Il s’agit notamment d’autoriser les agents des services de sécurité de la SNCF et de la RATP à procéder à des palpations de sécurité et à la fouille des bagages, avec l’accord des passagers, ou à permettre aux policiers, sous conditions, l’inspection visuelle des bagages à main et leur fouille pour prévenir une atteinte grave à la sécurité des personnes et des biens. L’accès à bord des trains pourrait être interdit aux personnes qui refuseraient ces fouilles. Par ailleurs, la SNCF et la RATP pourraient aussi avoir le droit de solliciter des enquêtes administratives sur des personnes recrutées ou affectées à des postes portant sur la sécurité des personnes (aiguillage, conduite des trains, sécurité des systèmes d’information).
L’UTP rappelle que « la sûreté est une mission régalienne qui relève en premier lieu de l’Etat, en second lieu des maires qui ont un pouvoir de police et en troisième lieu des autorités organisatrices des transports (AOT). Mais pas des opérateurs de transport qui n’ont pas les moyens de la sûreté. Les opérateurs ne font que ce que les AOT leur demandent de faire ». Et tout en reconnaissant que « les opérateurs peuvent avoir un rôle à jouer dans ce domaine », l’UTP estime « essentiel de mettre en place une large coordination entre tous les acteurs concernés ».
Favorable au port obligatoire d’une pièce d’identité dans les transports, l’UTP a finalement fait évoluer sa position. « La pièce d’identité n’est pas obligatoire dans l’espace public. Or, les transports publics s’inscrivent dans cet espace. Cette question évoluera peut-être dans le temps via la mise en place des billets nominatifs », veut-on croire du côté de l’organisation professionnelle. Les entreprises pourront en effet aussi exiger des billets nominatifs. Car ce texte entend aussi renforcer les pouvoirs des agents de sécurité SNCF et RATP pour lutter contre le non-respect des règles de droit dans les transports en commun, de la fraude tarifaire aux incivilités.
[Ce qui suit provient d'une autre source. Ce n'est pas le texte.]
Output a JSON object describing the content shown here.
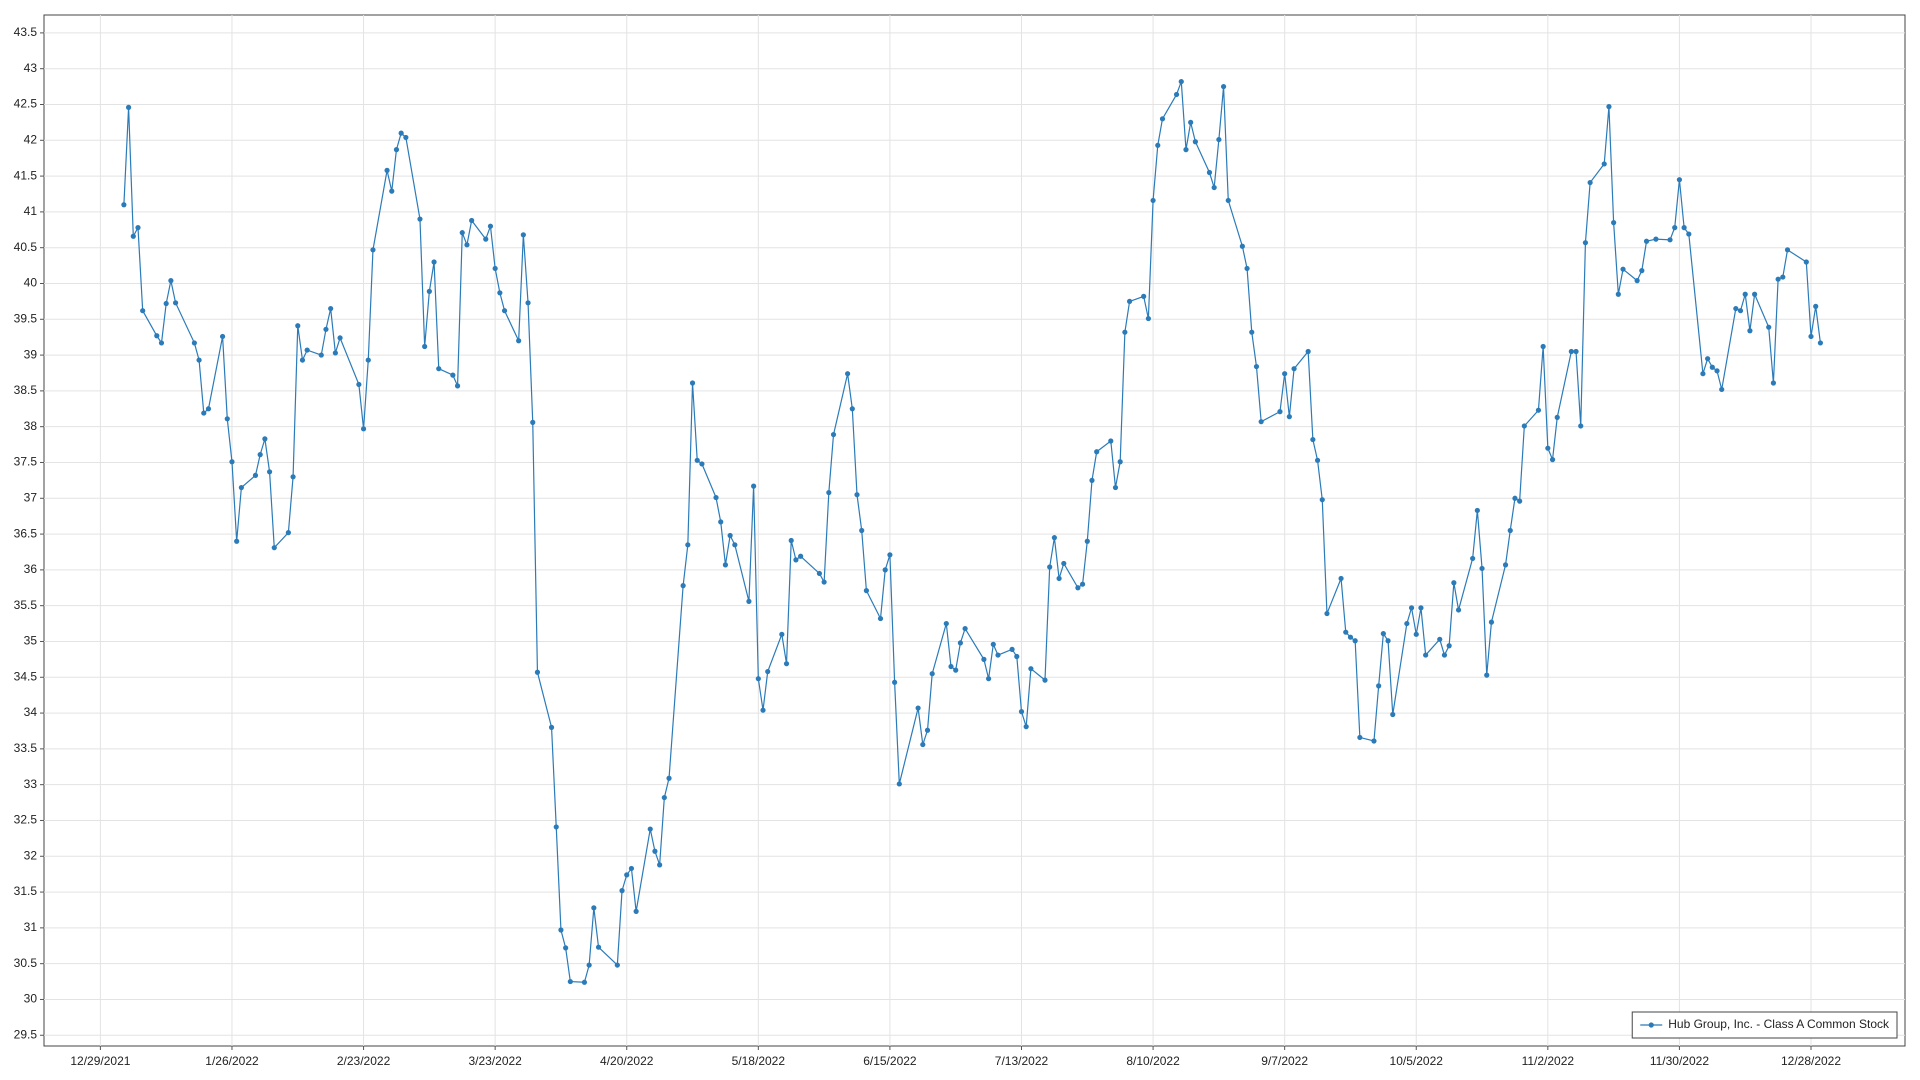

De ce fait, les « mutuelles de fraudeurs » (c’est-à-dire des systèmes permettant aux fraudeurs de ne pas à avoir à payer leur amende en échange de quelques euros par mois) seront interdites. Le délit de « fraude d’habitude », puni de six mois d’emprisonnement et 7 500 euros d’amendes, est abaissé de dix à cinq infractions. Enfin, une centrale de communication des données personnelles devrait permettre de faciliter les recherches d’adresses de contrevenants.